Many ESSs are only offered to a particular class of employee, eg, senior managers and executives rather than to all employees and, in certain cases, shares may be offered to greater than say 75% of permanent employees who have completed at least 3 years of service (for example, as required by s 83A-105 of the ITAA 1997).

Thus, unless ESS discounts are offered to all employees or all office holders or all shareholders, as relevant, the SMSF is unlikely to be able to rely on the discount concession in paragraph 51 of LCR 2021/2.

Nevertheless, the argument that the parties have dealt with at arm’s length has merit. However, this argument is only likely to be accepted by the ATO if the correct market value is reflected in relation to John’s in specie contribution (ie, John’s SMSF has recorded $1,000 as an NCC).

In this instance, arguably, there is no scheme that the SMSF is involved with that should invoke NALI as the full market value of the shares is accounted for.
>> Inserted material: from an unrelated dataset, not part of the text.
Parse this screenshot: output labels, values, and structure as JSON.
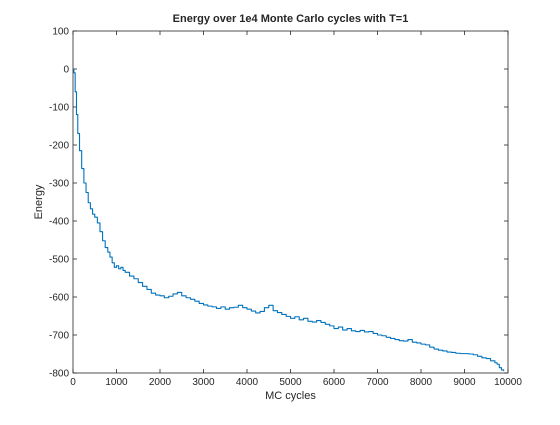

However, the ATO’s latest view expressed in TR 2010/1-DC appears to preclude this argument as the sale contract does not specify the part of the shares that are acquired under the sale contract and the part that is being made by way of in specie contribution as required pursuant to the ATO’s new views outlined in paragraphs 28 and 29 of LCR 2021/2. 

This article highlights some shortcomings in the ATO’s latest views on NALE which do not appear to be supported by any case law or legislative basis.  The ability to recognise ESS discounts as a contribution (ie, the $1,000 discount recognised as an NCC) has been the acceptable position for many years and we consider it is likely to be the better and simplest approach to administer. Moreover, this is the position that numerous professional and industry bodies submitted as being the preferred approach that should be applied.

Conclusions

SMSFs that do not acquire shares at market value via ESSs risk NALI being applied to future dividends (including any franking credits) and any net capital gain on future disposal of the shares. We recommend that given the uncertainty that currently exists as outlined above, before an SMSF acquires any further ESS shares, expert advice from a tax expert with superannuation experience in dealing with the latest NALI developments be obtained. Indeed, advice should be sought before any dealing with shares previously acquired under an ESS as the tax impact is not yet clear.